Jeffry Peters, president of Health Directions, a Chicago-based practice-management company, says hospitals will continue to view physicians as "the major driver of patients, now that managed care is declining."
And, he said, there's a growing sense of optimism even among hospital-owned physician practices, the kiss of death a few years ago. A recent study by the MGMA shows losses for such practices declining at a rate of about 25% annually, to an average of about $60,000 per physician in 2000. That's a big difference from the average losses of about $100,000 in 1998.
"Hospitals are learning how to work with physicians, to manage practices and to do it on a break-even level," Peters says. "They've learned from their mistakes."
On the flip side, hospitals and hospital systems are finding a way to work effectively with private practices without owning them. That's especially true for ancillary services that are now moving from hospitals to private practices.
"The key is to strike some partnerships," says Craig Holm, a director of Philadelphia-based Health Strategies & Solutions, a management-consultant firm. "Whether they be joint ventures or joint operating agreements. If they're done right, the erosion of services (from the hospital) will be minimal."
Holm sees another significant development unfolding in healthcare: An increased realization among hospitals that the patient is a valued customer -- not just an expendable revenue stream.

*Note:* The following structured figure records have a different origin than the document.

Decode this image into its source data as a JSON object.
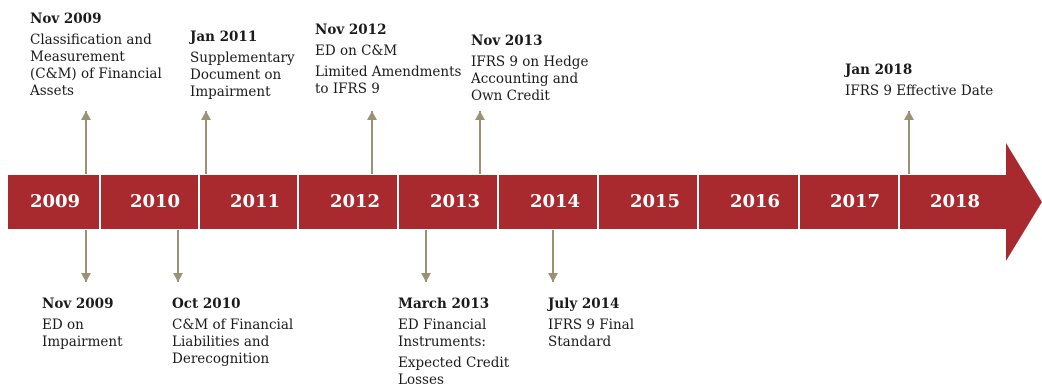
{
  "colors": {
    "band": "#A82A2E",
    "divider": "#ffffff",
    "connector": "#9B9276",
    "text": "#1a1a1a"
  },
  "years": [
    "2009",
    "2010",
    "2011",
    "2012",
    "2013",
    "2014",
    "2015",
    "2016",
    "2017",
    "2018"
  ],
  "events_above": [
    {
      "date": "Nov 2009",
      "lines": [
        "Classification and",
        "Measurement",
        "(C&M) of Financial",
        "Assets"
      ]
    },
    {
      "date": "Jan 2011",
      "lines": [
        "Supplementary",
        "Document on",
        "Impairment"
      ]
    },
    {
      "date": "Nov 2012",
      "lines": [
        "ED on C&M",
        "Limited Amendments",
        "to IFRS 9"
      ]
    },
    {
      "date": "Nov 2013",
      "lines": [
        "IFRS 9 on Hedge",
        "Accounting and",
        "Own Credit"
      ]
    },
    {
      "date": "Jan 2018",
      "lines": [
        "IFRS 9 Effective Date"
      ]
    }
  ],
  "events_below": [
    {
      "date": "Nov 2009",
      "lines": [
        "ED on",
        "Impairment"
      ]
    },
    {
      "date": "Oct 2010",
      "lines": [
        "C&M of Financial",
        "Liabilities and",
        "Derecognition"
      ]
    },
    {
      "date": "March 2013",
      "lines": [
        "ED Financial",
        "Instruments:",
        "Expected Credit",
        "Losses"
      ]
    },
    {
      "date": "July 2014",
      "lines": [
        "IFRS 9 Final",
        "Standard"
      ]
    }
  ]
}
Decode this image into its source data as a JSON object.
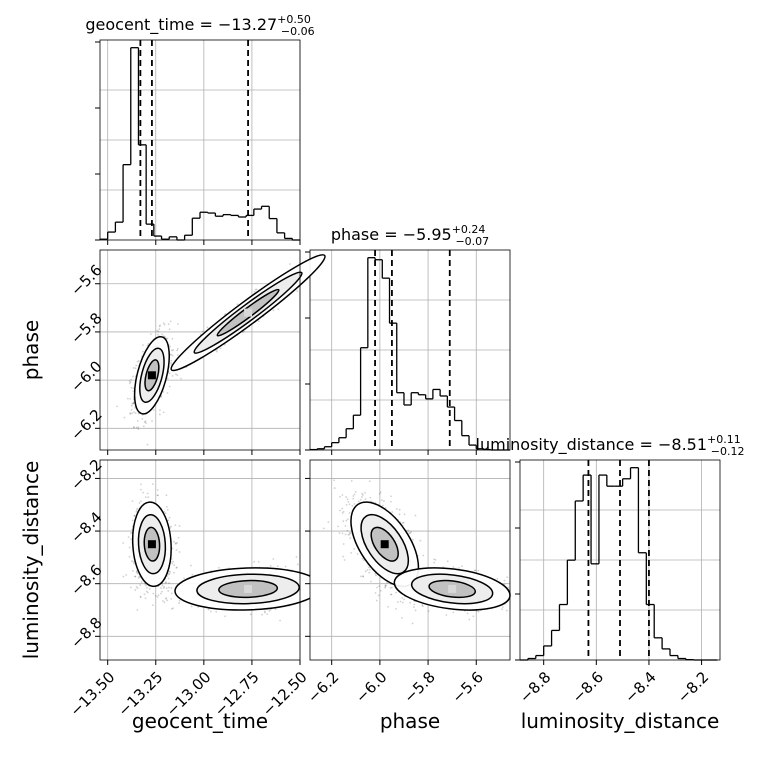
{
  "chart_data": {
    "type": "corner",
    "parameters": [
      "geocent_time",
      "phase",
      "luminosity_distance"
    ],
    "axis_ranges": {
      "geocent_time": [
        -13.54,
        -12.5
      ],
      "phase": [
        -6.29,
        -5.46
      ],
      "luminosity_distance": [
        -8.89,
        -8.13
      ]
    },
    "ticks": {
      "geocent_time": [
        "−13.50",
        "−13.25",
        "−13.00",
        "−12.75",
        "−12.50"
      ],
      "phase": [
        "−6.2",
        "−6.0",
        "−5.8",
        "−5.6"
      ],
      "luminosity_distance": [
        "−8.8",
        "−8.6",
        "−8.4",
        "−8.2"
      ]
    },
    "tick_values": {
      "geocent_time": [
        -13.5,
        -13.25,
        -13.0,
        -12.75,
        -12.5
      ],
      "phase": [
        -6.2,
        -6.0,
        -5.8,
        -5.6
      ],
      "luminosity_distance": [
        -8.8,
        -8.6,
        -8.4,
        -8.2
      ]
    },
    "titles": {
      "geocent_time": {
        "prefix": "geocent_time = −13.27",
        "plus": "+0.50",
        "minus": "−0.06"
      },
      "phase": {
        "prefix": "phase = −5.95",
        "plus": "+0.24",
        "minus": "−0.07"
      },
      "luminosity_distance": {
        "prefix": "luminosity_distance = −8.51",
        "plus": "+0.11",
        "minus": "−0.12"
      }
    },
    "quantiles": {
      "geocent_time": [
        -13.33,
        -13.27,
        -12.77
      ],
      "phase": [
        -6.02,
        -5.95,
        -5.71
      ],
      "luminosity_distance": [
        -8.63,
        -8.51,
        -8.4
      ]
    },
    "histograms": {
      "geocent_time": {
        "edges": [
          -13.54,
          -13.5,
          -13.46,
          -13.42,
          -13.38,
          -13.34,
          -13.3,
          -13.26,
          -13.22,
          -13.18,
          -13.14,
          -13.1,
          -13.06,
          -13.02,
          -12.98,
          -12.94,
          -12.9,
          -12.86,
          -12.82,
          -12.78,
          -12.74,
          -12.7,
          -12.66,
          -12.62,
          -12.58,
          -12.54,
          -12.5
        ],
        "counts": [
          2,
          20,
          45,
          190,
          485,
          240,
          40,
          10,
          2,
          8,
          0,
          12,
          55,
          70,
          68,
          60,
          64,
          62,
          58,
          62,
          78,
          85,
          54,
          18,
          4,
          0
        ]
      },
      "phase": {
        "edges": [
          -6.29,
          -6.26,
          -6.23,
          -6.2,
          -6.17,
          -6.14,
          -6.11,
          -6.08,
          -6.05,
          -6.02,
          -5.99,
          -5.96,
          -5.93,
          -5.9,
          -5.87,
          -5.84,
          -5.81,
          -5.78,
          -5.75,
          -5.72,
          -5.69,
          -5.66,
          -5.63,
          -5.6,
          -5.57,
          -5.54,
          -5.51,
          -5.48,
          -5.46
        ],
        "counts": [
          1,
          3,
          8,
          18,
          30,
          52,
          85,
          250,
          470,
          465,
          420,
          310,
          140,
          110,
          140,
          135,
          125,
          148,
          132,
          105,
          72,
          35,
          12,
          3,
          1,
          0,
          0,
          0
        ]
      },
      "luminosity_distance": {
        "edges": [
          -8.89,
          -8.86,
          -8.83,
          -8.8,
          -8.77,
          -8.74,
          -8.71,
          -8.68,
          -8.65,
          -8.62,
          -8.59,
          -8.56,
          -8.53,
          -8.5,
          -8.47,
          -8.44,
          -8.41,
          -8.38,
          -8.35,
          -8.32,
          -8.29,
          -8.26,
          -8.23,
          -8.2,
          -8.17,
          -8.14
        ],
        "counts": [
          0,
          4,
          12,
          38,
          80,
          150,
          270,
          430,
          500,
          260,
          500,
          470,
          470,
          490,
          520,
          290,
          150,
          60,
          30,
          12,
          4,
          1,
          0,
          0,
          0
        ]
      }
    },
    "joint_modes": [
      {
        "pair": [
          "geocent_time",
          "phase"
        ],
        "clusters": [
          {
            "center": [
              -13.27,
              -5.98
            ],
            "spread": [
              0.045,
              0.08
            ],
            "corr": 0.5,
            "weight": 0.62
          },
          {
            "center": [
              -12.77,
              -5.72
            ],
            "spread": [
              0.2,
              0.12
            ],
            "corr": 0.97,
            "weight": 0.38
          }
        ]
      },
      {
        "pair": [
          "geocent_time",
          "luminosity_distance"
        ],
        "clusters": [
          {
            "center": [
              -13.27,
              -8.45
            ],
            "spread": [
              0.05,
              0.08
            ],
            "corr": -0.1,
            "weight": 0.62
          },
          {
            "center": [
              -12.77,
              -8.62
            ],
            "spread": [
              0.19,
              0.04
            ],
            "corr": 0.1,
            "weight": 0.38
          }
        ]
      },
      {
        "pair": [
          "phase",
          "luminosity_distance"
        ],
        "clusters": [
          {
            "center": [
              -5.98,
              -8.45
            ],
            "spread": [
              0.07,
              0.08
            ],
            "corr": -0.55,
            "weight": 0.62
          },
          {
            "center": [
              -5.7,
              -8.62
            ],
            "spread": [
              0.12,
              0.04
            ],
            "corr": -0.3,
            "weight": 0.38
          }
        ]
      }
    ],
    "grid": true,
    "labels": {
      "x": [
        "geocent_time",
        "phase",
        "luminosity_distance"
      ],
      "y": [
        "phase",
        "luminosity_distance"
      ]
    }
  }
}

"We're finding that hospital systems in particular are paying more attention to things like good patient service," he says. "We're finding that it's much more back in vogue to focus on good customer service."
Pressures from reimbursement issues, always a doctorly concern, will ease a bit this year, Peters says, because of the expected 4.5% increase in Medicare payments -- a trend that is likely to continue in the next couple of years. "I think there's beginning to be a recognition that doctors' income has really been artificially restrained."
Among other key issues on the horizon, unionization could make big news in the coming year. Congress failed to pass legislation last year that would have provided independent physicians with the right to bargain collectively with insurers. But proponents expect lawmakers to consider it again when the 107th Congress convenes in January.
There's also unionization efforts by residents concerned about benefits, wages and hours. Many experts expect that phenomenon to sweep across the country in the wake of a vote by the house staff at Lutheran General Hospital in Park Ridge, Ill. Votes in that election were impounded pending Lutheran's appeal to the National Labor Relations Board.
Meantime, doctors will be looking closely at the results of the Institute of Medicine's newest report on medical errors, expected to be released in February. One top official with a national medical group says he expects it to be as explosive as 1999's.